Игла цыганки (Ломовская) - страница 89

– Можно на «ты». Только без брудершафта.

– Как угодно, мадам, ваше желание для меня закон!

– Дубов... А я вот хотела спросить – как тебя зовут?

– Что? А... Григорий я.

– А почему Ольга, представляя тебя, назвала только фамилию?

– Имя ей мое не нравилось. Может, мы лучше не будем о ней говорить?

– О-о, я догадывалась, что у вас что-то не так...

– Уже никак. Мы расстались. Почти у тебя на глазах.

– Надеюсь, не я была тому причиной?

– Как галантный кавалер, я должен бы сказать, что именно ты.

– Нет, наоборот. Чтобы меня не мучили угрызения совести...

– Чтобы тебя не мучили угрызения совести, я говорю: мы расстались, потому что назрело. Пришла пора, она влюбилась. Хочешь конфет? Тут есть. Кажется, неплохие. С орешками... А вот апельсины и бананы.

– Гриш, если я еще что-нибудь съем, то лопну. И тут будет очень грязно.

Звук собственного имени заставил Дубова напрячься. Странное дело, он почти от него отвык. Оленька предпочитала звать его по фамилии, имя ей и в самом деле не нравилось. Выговорить «Гриша» у нее язык, видите ли, не поворачивался, «Григорием» она тоже его звать не могла. Начала было именовать «Гарри», представляете? Вот так томно, в нос, по-французски грассируя: «Гар-хг-хг-и»! Но тут Дубов взбунтовался и заявил, что он не мальчик-волшебник, и пусть лучше зовет по фамилии, как в школе!

– Фамилия-то тебя моя устраивает?

Оленька только изящно сморщила носик, но промолчала. Сама она, знаете ли, Вяземская! Не кто-нибудь! Впрочем, однажды Дубову случилось поговорить по телефону с сестрой госпожи Вяземской.

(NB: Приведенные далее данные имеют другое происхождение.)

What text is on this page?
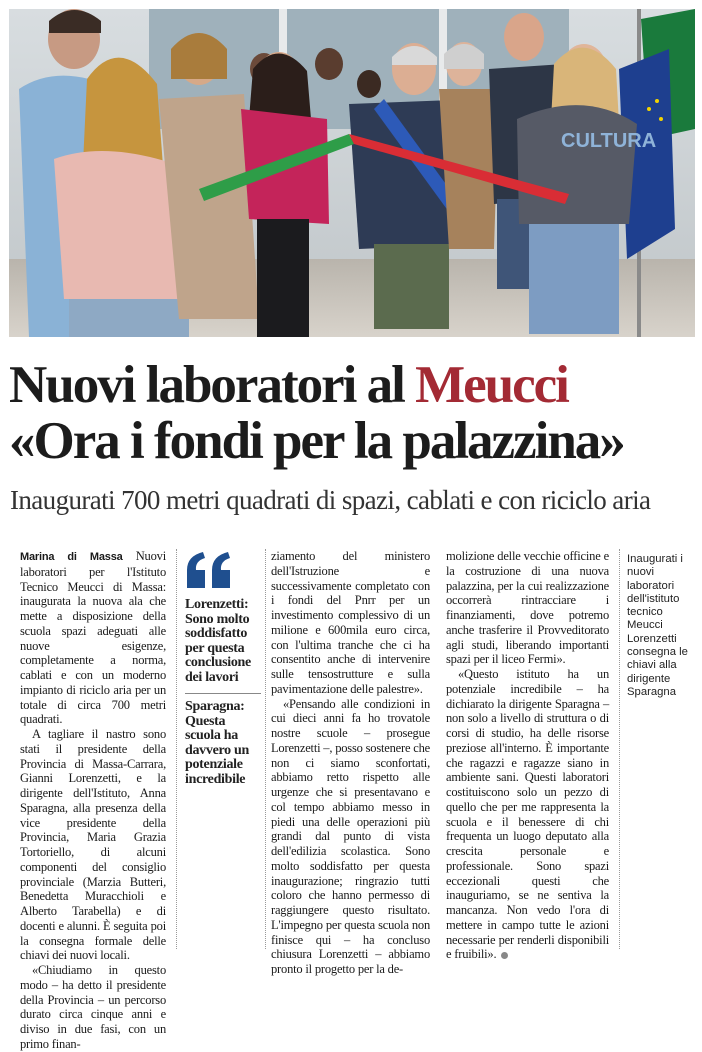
CULTURA
Nuovi laboratori al Meucci
«Ora i fondi per la palazzina»
Inaugurati 700 metri quadrati di spazi, cablati e con riciclo aria

Marina di Massa Nuovi laboratori per l'Istituto Tecnico Meucci di Massa: inaugurata la nuova ala che mette a disposizione della scuola spazi adeguati alle nuove esigenze, completamente a norma, cablati e con un moderno impianto di riciclo aria per un totale di circa 700 metri quadrati.

A tagliare il nastro sono stati il presidente della Provincia di Massa-Carrara, Gianni Lorenzetti, e la dirigente dell'Istituto, Anna Sparagna, alla presenza della vice presidente della Provincia, Maria Grazia Tortoriello, di alcuni componenti del consiglio provinciale (Marzia Butteri, Benedetta Muracchioli e Alberto Tarabella) e di docenti e alunni. È seguita poi la consegna formale delle chiavi dei nuovi locali.

«Chiudiamo in questo modo – ha detto il presidente della Provincia – un percorso durato circa cinque anni e diviso in due fasi, con un primo finan-

Lorenzetti: Sono molto soddisfatto per questa conclusione dei lavori
Sparagna: Questa scuola ha davvero un potenziale incredibile

ziamento del ministero dell'Istruzione e successivamente completato con i fondi del Pnrr per un investimento complessivo di un milione e 600mila euro circa, con l'ultima tranche che ci ha consentito anche di intervenire sulle tensostrutture e sulla pavimentazione delle palestre».

«Pensando alle condizioni in cui dieci anni fa ho trovatole nostre scuole – prosegue Lorenzetti –, posso sostenere che non ci siamo sconfortati, abbiamo retto rispetto alle urgenze che si presentavano e col tempo abbiamo messo in piedi una delle operazioni più grandi dal punto di vista dell'edilizia scolastica. Sono molto soddisfatto per questa inaugurazione; ringrazio tutti coloro che hanno permesso di raggiungere questo risultato. L'impegno per questa scuola non finisce qui – ha concluso chiusura Lorenzetti – abbiamo pronto il progetto per la de-

molizione delle vecchie officine e la costruzione di una nuova palazzina, per la cui realizzazione occorrerà rintracciare i finanziamenti, dove potremo anche trasferire il Provveditorato agli studi, liberando importanti spazi per il liceo Fermi».

«Questo istituto ha un potenziale incredibile – ha dichiarato la dirigente Sparagna – non solo a livello di struttura o di corsi di studio, ha delle risorse preziose all'interno. È importante che ragazzi e ragazze siano in ambiente sani. Questi laboratori costituiscono solo un pezzo di quello che per me rappresenta la scuola e il benessere di chi frequenta un luogo deputato alla crescita personale e professionale. Sono spazi eccezionali questi che inauguriamo, se ne sentiva la mancanza. Non vedo l'ora di mettere in campo tutte le azioni necessarie per renderli disponibili e fruibili».

Inaugurati i nuovi laboratori dell'istituto tecnico Meucci Lorenzetti consegna le chiavi alla dirigente Sparagna
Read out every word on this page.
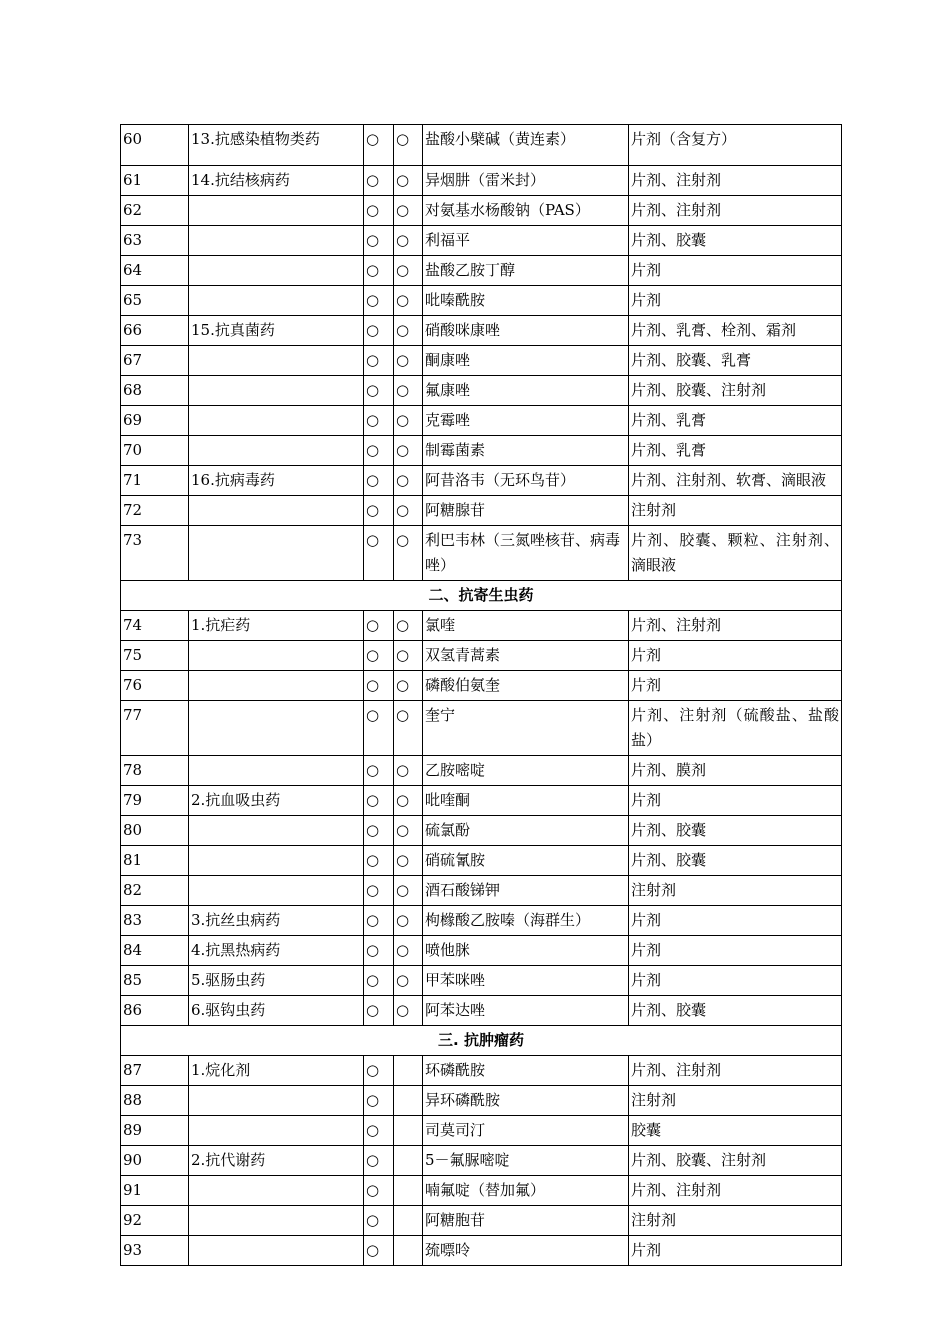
60	13.抗感染植物类药	○	○	盐酸小檗碱（黄连素）	片剂（含复方）
61	14.抗结核病药	○	○	异烟肼（雷米封）	片剂、注射剂
62		○	○	对氨基水杨酸钠（PAS）	片剂、注射剂
63		○	○	利福平	片剂、胶囊
64		○	○	盐酸乙胺丁醇	片剂
65		○	○	吡嗪酰胺	片剂
66	15.抗真菌药	○	○	硝酸咪康唑	片剂、乳膏、栓剂、霜剂
67		○	○	酮康唑	片剂、胶囊、乳膏
68		○	○	氟康唑	片剂、胶囊、注射剂
69		○	○	克霉唑	片剂、乳膏
70		○	○	制霉菌素	片剂、乳膏
71	16.抗病毒药	○	○	阿昔洛韦（无环鸟苷）	片剂、注射剂、软膏、滴眼液
72		○	○	阿糖腺苷	注射剂
73		○	○	利巴韦林（三氮唑核苷、病毒唑）	片剂、胶囊、颗粒、注射剂、滴眼液
二、抗寄生虫药					
74	1.抗疟药	○	○	氯喹	片剂、注射剂
75		○	○	双氢青蒿素	片剂
76		○	○	磷酸伯氨奎	片剂
77		○	○	奎宁	片剂、注射剂（硫酸盐、盐酸盐）
78		○	○	乙胺嘧啶	片剂、膜剂
79	2.抗血吸虫药	○	○	吡喹酮	片剂
80		○	○	硫氯酚	片剂、胶囊
81		○	○	硝硫氰胺	片剂、胶囊
82		○	○	酒石酸锑钾	注射剂
83	3.抗丝虫病药	○	○	枸橼酸乙胺嗪（海群生）	片剂
84	4.抗黑热病药	○	○	喷他脒	片剂
85	5.驱肠虫药	○	○	甲苯咪唑	片剂
86	6.驱钩虫药	○	○	阿苯达唑	片剂、胶囊
三. 抗肿瘤药					
87	1.烷化剂	○		环磷酰胺	片剂、注射剂
88		○		异环磷酰胺	注射剂
89		○		司莫司汀	胶囊
90	2.抗代谢药	○		5－氟脲嘧啶	片剂、胶囊、注射剂
91		○		喃氟啶（替加氟）	片剂、注射剂
92		○		阿糖胞苷	注射剂
93		○		巯嘌呤	片剂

В легкой беседе и выяснилось, что фамилию Оля изволила сменить, а вот сестренка ее, и мать, и отец – вся семья, в общем, – Кашнотовы! Оленька Кашнотова, это ведь неизящно! Дубову тогда хватило такта над Олей не подшучивать, и вот благодарность. Гришей Дубова с тех пор только мама звала. И вот сейчас эта чужая совсем женщина произносит его имя – так легко, так спокойно!

И тут он ее поцеловал. Не мог не поцеловать. Одной рукой неловко обнял за плечи, в другой – держал на отлете коробку отвергнутых шоколадных конфет. Кажется, неплохих, и даже очень хороших – с орешками... А поцелуй получился еще лучше – настоящим, крепко-зажмуренным, влажно-трепещущим. Дубов словно спросил Лилю о чем-то, целуя, и ее теплые губы, прижимаясь к его губам, нашли и дали ответ. Единственно возможный, единственно верный ответ. Все поцелуи, случавшиеся прежде в жизни Дубова, вдруг показались ему фальшивками, а этот, настоящий, вот-вот должен был кончиться, и Дубов того не хотел.

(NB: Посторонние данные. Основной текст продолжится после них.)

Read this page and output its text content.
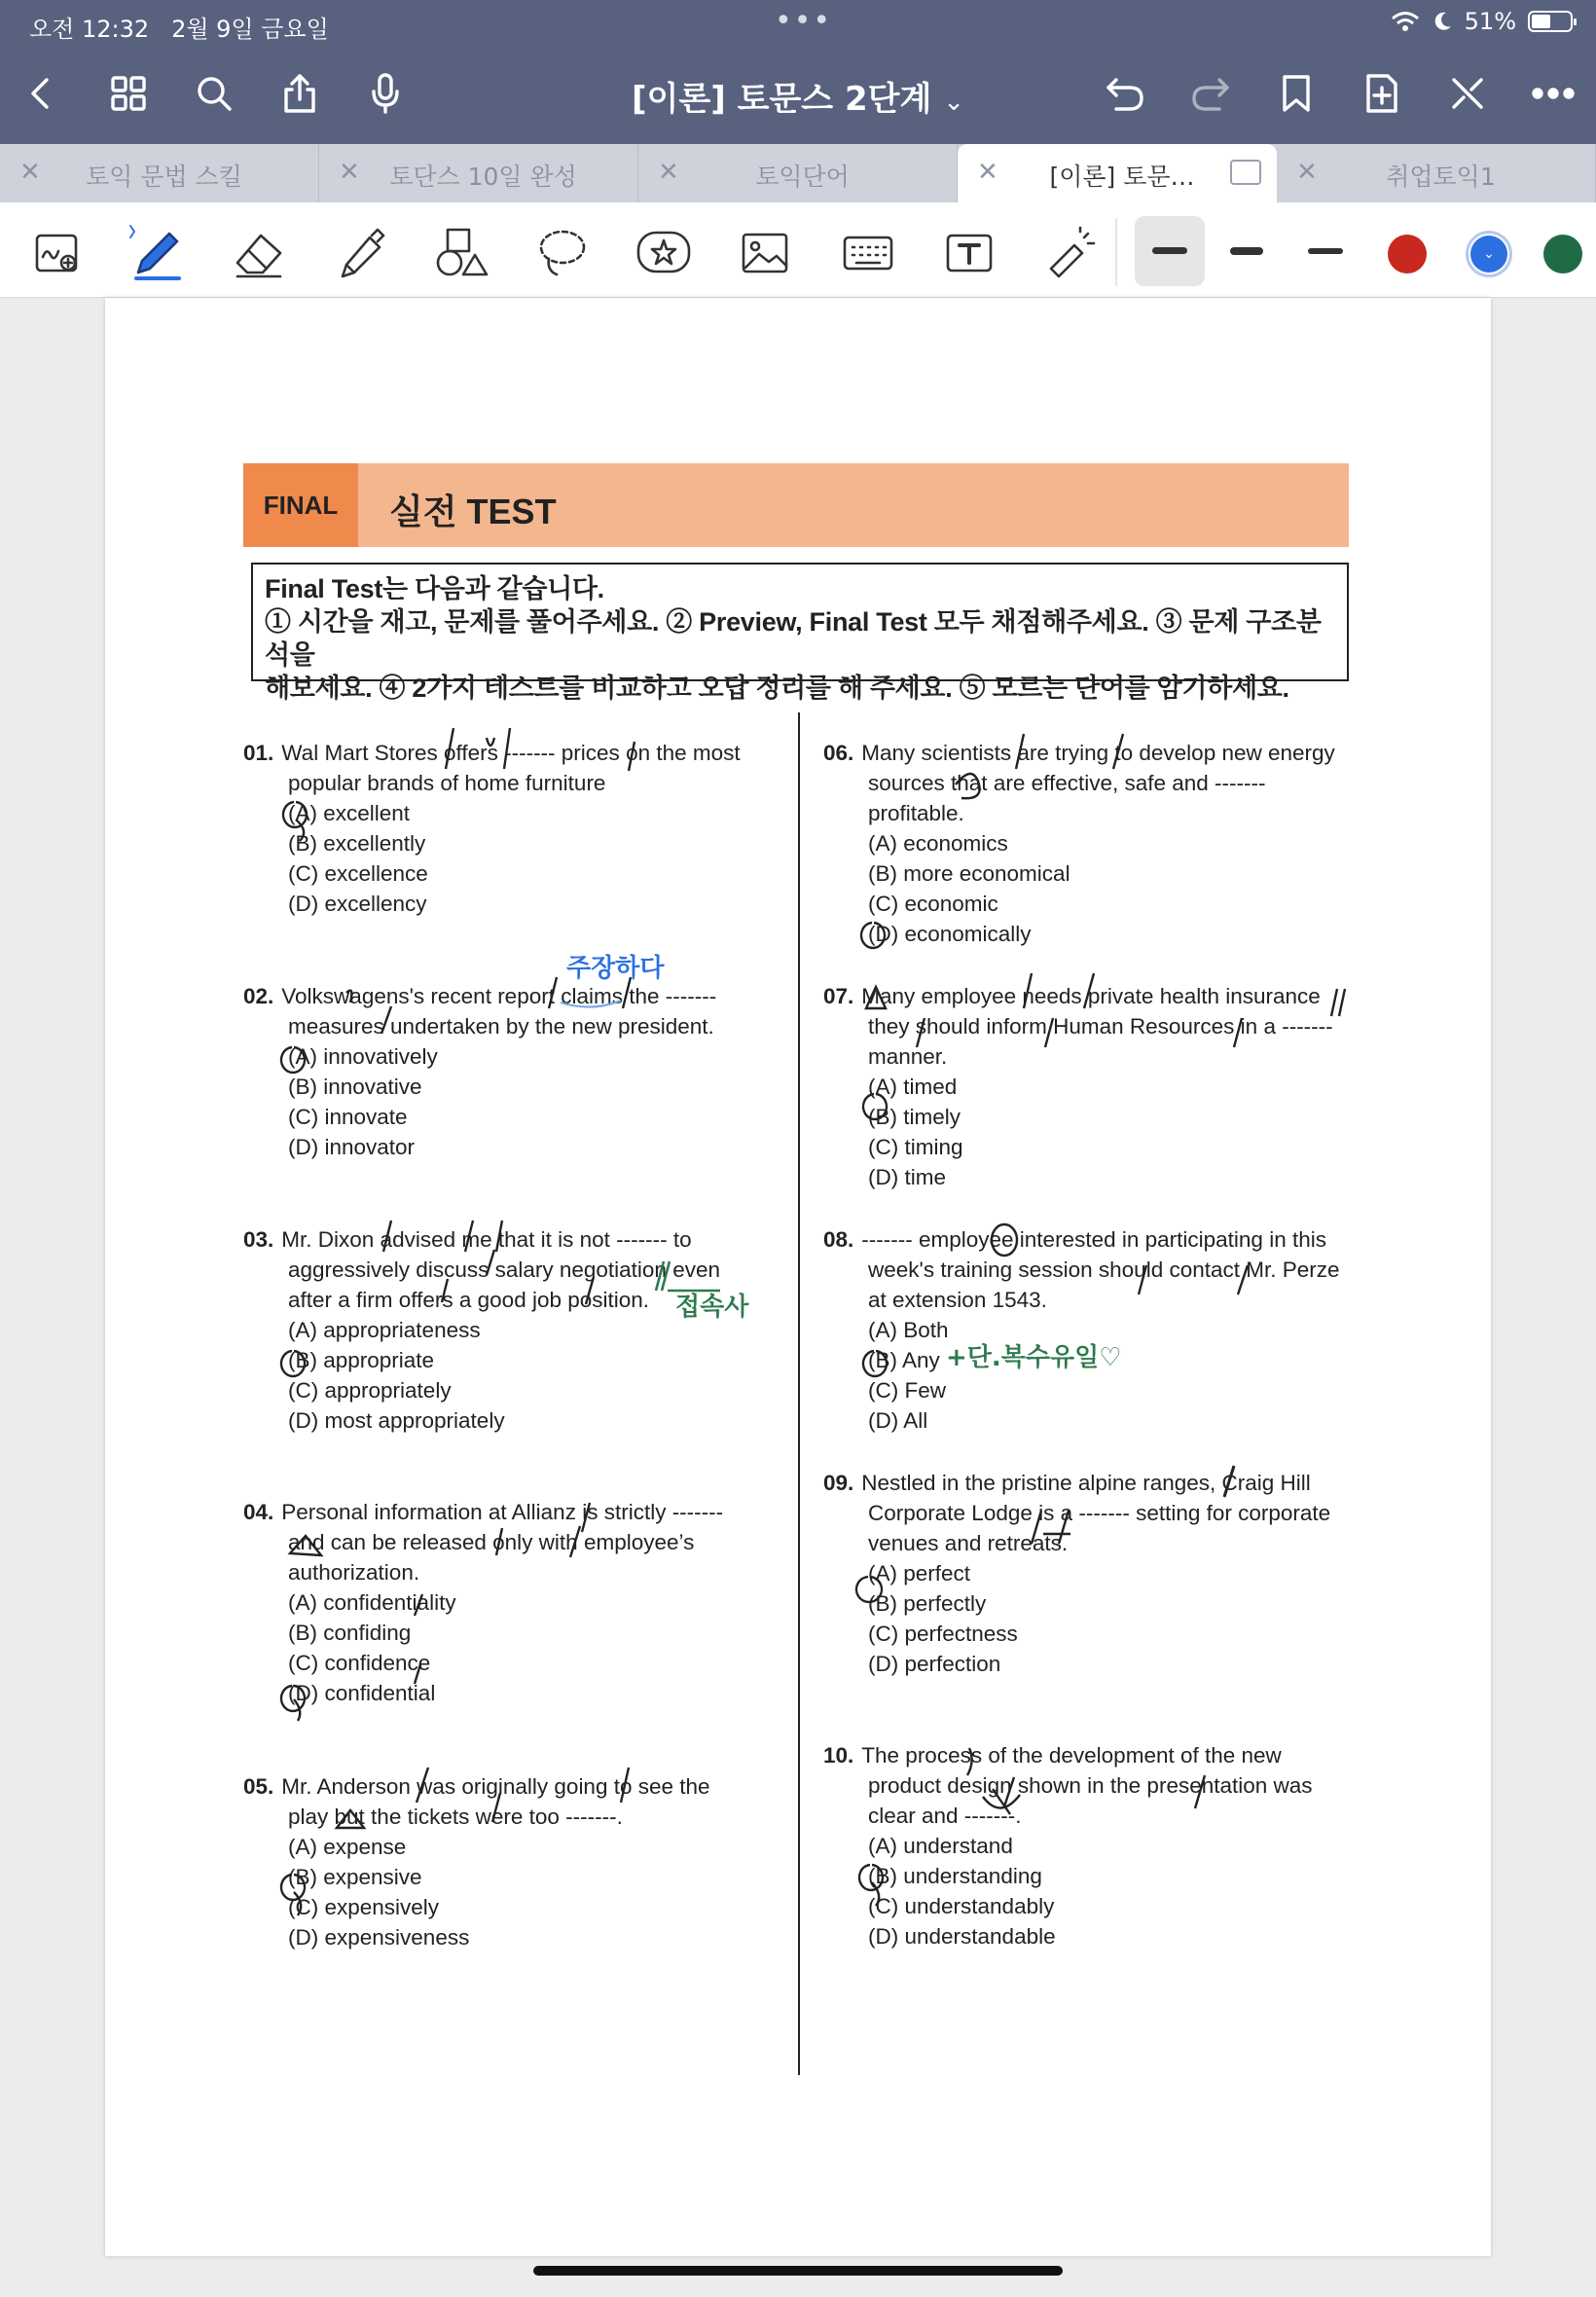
오전 12:32 2월 9일 금요일	•••	51%
[이론] 토문스 2단계 ⌄
✕	토익 문법 스킬	✕	토단스 10일 완성	✕	토익단어	✕	[이론] 토문…	✕	취업토익1
⌄
FINAL	실전 TEST
Final Test는 다음과 같습니다.
① 시간을 재고, 문제를 풀어주세요. ② Preview, Final Test 모두 채점해주세요. ③ 문제 구조분석을
해보세요. ④ 2가지 테스트를 비교하고 오답 정리를 해 주세요. ⑤ 모르는 단어를 암기하세요.
01. Wal Mart Stores offers ------- prices on the most
popular brands of home furniture
(A) excellent
(B) excellently
(C) excellence
(D) excellency
02. Volkswagens's recent report claims the -------
measures undertaken by the new president.
(A) innovatively
(B) innovative
(C) innovate
(D) innovator
03. Mr. Dixon advised me that it is not ------- to
aggressively discuss salary negotiation even
after a firm offers a good job position.
(A) appropriateness
(B) appropriate
(C) appropriately
(D) most appropriately
04. Personal information at Allianz is strictly -------
and can be released only with employee’s
authorization.
(A) confidentiality
(B) confiding
(C) confidence
(D) confidential
05. Mr. Anderson was originally going to see the
play but the tickets were too -------.
(A) expense
(B) expensive
(C) expensively
(D) expensiveness
06. Many scientists are trying to develop new energy
sources that are effective, safe and -------
profitable.
(A) economics
(B) more economical
(C) economic
(D) economically
07. Many employee needs private health insurance
they should inform Human Resources in a -------
manner.
(A) timed
(B) timely
(C) timing
(D) time
08. ------- employee interested in participating in this
week's training session should contact Mr. Perze
at extension 1543.
(A) Both
(B) Any
(C) Few
(D) All
09. Nestled in the pristine alpine ranges, Craig Hill
Corporate Lodge is a ------- setting for corporate
venues and retreats.
(A) perfect
(B) perfectly
(C) perfectness
(D) perfection
10. The process of the development of the new
product design shown in the presentation was
clear and -------.
(A) understand
(B) understanding
(C) understandably
(D) understandable
주장하다
접속사
+단.복수유일♡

Неожиданно он обнаружил, что коробка конфет упала на пол, а он стоит посреди гостиной и держит Лилю на руках. Она оказалась странно легкой, словно птица, и так же трепетала в его руках, и Дубов вспомнил, как в детстве спас забившуюся между двойными оконными рамами ласточку. Птица была очень испугана, но пошла ему в руки, может, понимая своим малым умишком, что в этом мальчишке – последняя ее надежда. Гладкое, обтекаемое тельце, приспособленное для высокого полета, для стремительных скоростей и рискованных траекторий, вздрагивало в ладони, и тогда он разжал ладонь. С ликующим криком ласточка взмыла в прозрачное небо, заложила крутой вираж и исчезла, словно растворилась. Но теперь Дубов не мог разжать пальцы, он готов был на все, только бы не выпустить ее, эту хрупкую птицу, доверчиво притулившуюся к его груди.